ProxmoxUnsharedStorageNearlyFull #
Volume of type {{ printf “{{ $labels.type }}” }} is {{ printf “{{ $value }}” }}% full
Alert Rule
alert: ProxmoxUnsharedStorageNearlyFull
annotations:
description: Volume of type {{ $labels.type }} is {{ $value }}% full
runbook: https://srerun.github.io/prometheus-alerts/runbooks/proxmox-exporter/proxmoxunsharedstoragenearlyfull/
summary: Proxmox storage volume {{ $labels.node }}/{{ $labels.storage }} nearly
full
expr: |
100 * (sum by (storage,node) (proxmox_node_storage_used_bytes{shared="false"}) / sum by (storage,node) (proxmox_node_storage_total_bytes)) > 90
for: 5m
labels:
severity: critical
Meaning #
The ProxmoxUnsharedStorageNearlyFull
alert is triggered when the usage of unshared storage on a Proxmox node exceeds a certain threshold (default 90%). This alert indicates that the available storage capacity is running low, which can lead to performance issues, data loss, or even complete system failure.
Impact #
The impact of this alert is high, as it can cause:
- Performance degradation: Low storage capacity can lead to slow disk I/O, causing sluggish system performance and affecting VMs and applications running on the node.
- Data loss: If the storage becomes completely full, new data cannot be written, and existing data may be lost or corrupted.

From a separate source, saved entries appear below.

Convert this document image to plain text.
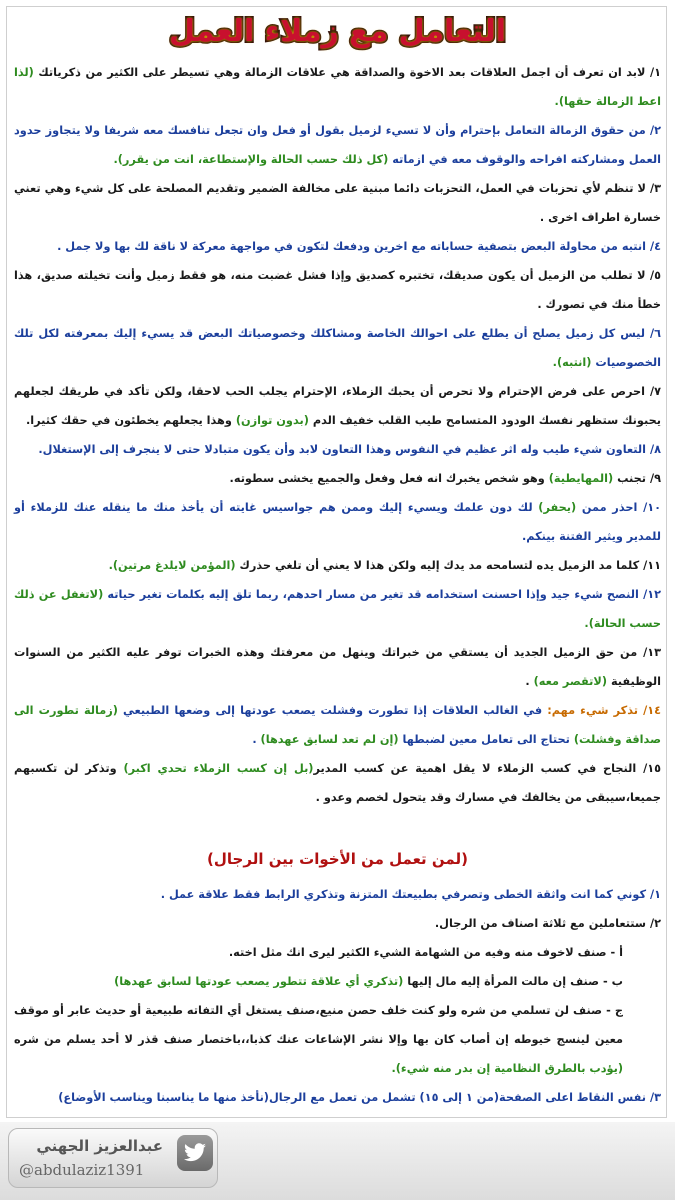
التعامل مع زملاء العمل
١/ لابد ان تعرف أن اجمل العلاقات بعد الاخوة والصداقة هي علاقات الزمالة وهي تسيطر على الكثير من ذكرياتك (لذا اعط الزمالة حقها).
٢/ من حقوق الزمالة التعامل بإحترام وأن لا تسيء لزميل بقول أو فعل وان تجعل تنافسك معه شريفا ولا يتجاوز حدود العمل ومشاركته افراحه والوقوف معه في ازماته (كل ذلك حسب الحالة والإستطاعة، انت من يقرر).
٣/ لا تنظم لأي تحزبات في العمل، التحزبات دائما مبنية على مخالفة الضمير وتقديم المصلحة على كل شيء وهي تعني خسارة اطراف اخرى .
٤/ انتبه من محاولة البعض بتصفية حساباته مع اخرين ودفعك لتكون في مواجهة معركة لا ناقة لك بها ولا جمل .
٥/ لا تطلب من الزميل أن يكون صديقك، تختبره كصديق وإذا فشل غضبت منه، هو فقط زميل وأنت تخيلته صديق، هذا خطأ منك في تصورك .
٦/ ليس كل زميل يصلح أن يطلع على احوالك الخاصة ومشاكلك وخصوصياتك البعض قد يسيء إليك بمعرفته لكل تلك الخصوصيات (انتبه).
٧/ احرص على فرض الإحترام ولا تحرص أن يحبك الزملاء، الإحترام يجلب الحب لاحقا، ولكن تأكد في طريقك لجعلهم يحبونك ستظهر نفسك الودود المتسامح طيب القلب خفيف الدم (بدون توازن) وهذا يجعلهم يخطئون في حقك كثيرا.
٨/ التعاون شيء طيب وله اثر عظيم في النفوس وهذا التعاون لابد وأن يكون متبادلا حتى لا ينجرف إلى الإستغلال.
٩/ تجنب (المهايطية) وهو شخص يخبرك انه فعل وفعل والجميع يخشى سطوته.
١٠/ احذر ممن (يحفر) لك دون علمك ويسيء إليك وممن هم جواسيس غايته أن يأخذ منك ما ينقله عنك للزملاء أو للمدير ويثير الفتنة بينكم.
١١/ كلما مد الزميل يده لتسامحه مد يدك إليه ولكن هذا لا يعني أن تلغي حذرك (المؤمن لايلدغ مرتين).
١٢/ النصح شيء جيد وإذا احسنت استخدامه قد تغير من مسار احدهم، ربما تلق إليه بكلمات تغير حياته (لاتغفل عن ذلك حسب الحالة).
١٣/ من حق الزميل الجديد أن يستقي من خبراتك وينهل من معرفتك وهذه الخبرات توفر عليه الكثير من السنوات الوظيفية (لاتقصر معه) .
١٤/ تذكر شيء مهم: في الغالب العلاقات إذا تطورت وفشلت يصعب عودتها إلى وضعها الطبيعي (زمالة تطورت الى صداقة وفشلت) تحتاج الى تعامل معين لضبطها (إن لم تعد لسابق عهدها) .
١٥/ النجاح في كسب الزملاء لا يقل اهمية عن كسب المدير(بل إن كسب الزملاء تحدي اكبر) وتذكر لن تكسبهم جميعا،سيبقى من يخالفك في مسارك وقد يتحول لخصم وعدو .
(لمن تعمل من الأخوات بين الرجال)
١/ كوني كما انت واثقة الخطى وتصرفي بطبيعتك المتزنة وتذكري الرابط فقط علاقة عمل .
٢/ ستتعاملين مع ثلاثة اصناف من الرجال.
أ - صنف لاخوف منه وفيه من الشهامة الشيء الكثير ليرى انك مثل اخته.
ب - صنف إن مالت المرأة إليه مال إليها (تذكري أي علاقة تتطور يصعب عودتها لسابق عهدها)
ج - صنف لن تسلمي من شره ولو كنت خلف حصن منيع،صنف يستغل أي التفاته طبيعية أو حديث عابر أو موقف معين لينسج خيوطه إن أصاب كان بها وإلا نشر الإشاعات عنك كذبا،،باختصار صنف قذر لا أحد يسلم من شره (يؤدب بالطرق النظامية إن بدر منه شيء).
٣/ نفس النقاط اعلى الصفحة(من ١ إلى ١٥) تشمل من تعمل مع الرجال(نأخذ منها ما يناسبنا ويناسب الأوضاع)
عبدالعزيز الجهني
@abdulaziz1391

- System downtime: In extreme cases, a full storage volume can cause the entire system to become unavailable, leading to downtime and revenue loss.
Diagnosis #
To diagnose the issue, follow these steps:
- Identify the affected node and storage volume using the
{{ $labels.node }}
and{{ $labels.storage }}
labels. - Check the storage usage graph for the affected node and volume to identify the rate of growth and potential causes.
- Verify that there are no ongoing backup or data transfer processes that could be contributing to the high storage usage.
- Check the Proxmox node’s disk usage using the
proxmox_node_disk.Usage
metric to identify any other potential storage issues.
Mitigation #
To mitigate the issue, follow these steps:
- Free up storage space: Immediately remove any unnecessary files, logs, or data from the affected storage volume to free up space.
- Identify and address the root cause: Analyze the storage usage graph and system logs to identify the root cause of the high storage usage. This could be due to a misconfigured backup job, a data-intensive application, or a storage-hungry VM.
- Expand storage capacity: Consider adding more storage capacity to the affected node or migrating VMs and data to a node with more available storage.
- Implement monitoring and alerting: Set up additional monitoring and alerting rules to detect early signs of storage capacity issues, allowing for more proactive remediation.
Remember to update the threshold_ProxmoxUnsharedStorageNearlyFull
value in your Prometheus configuration file to adjust the alert threshold according to your specific storage requirements.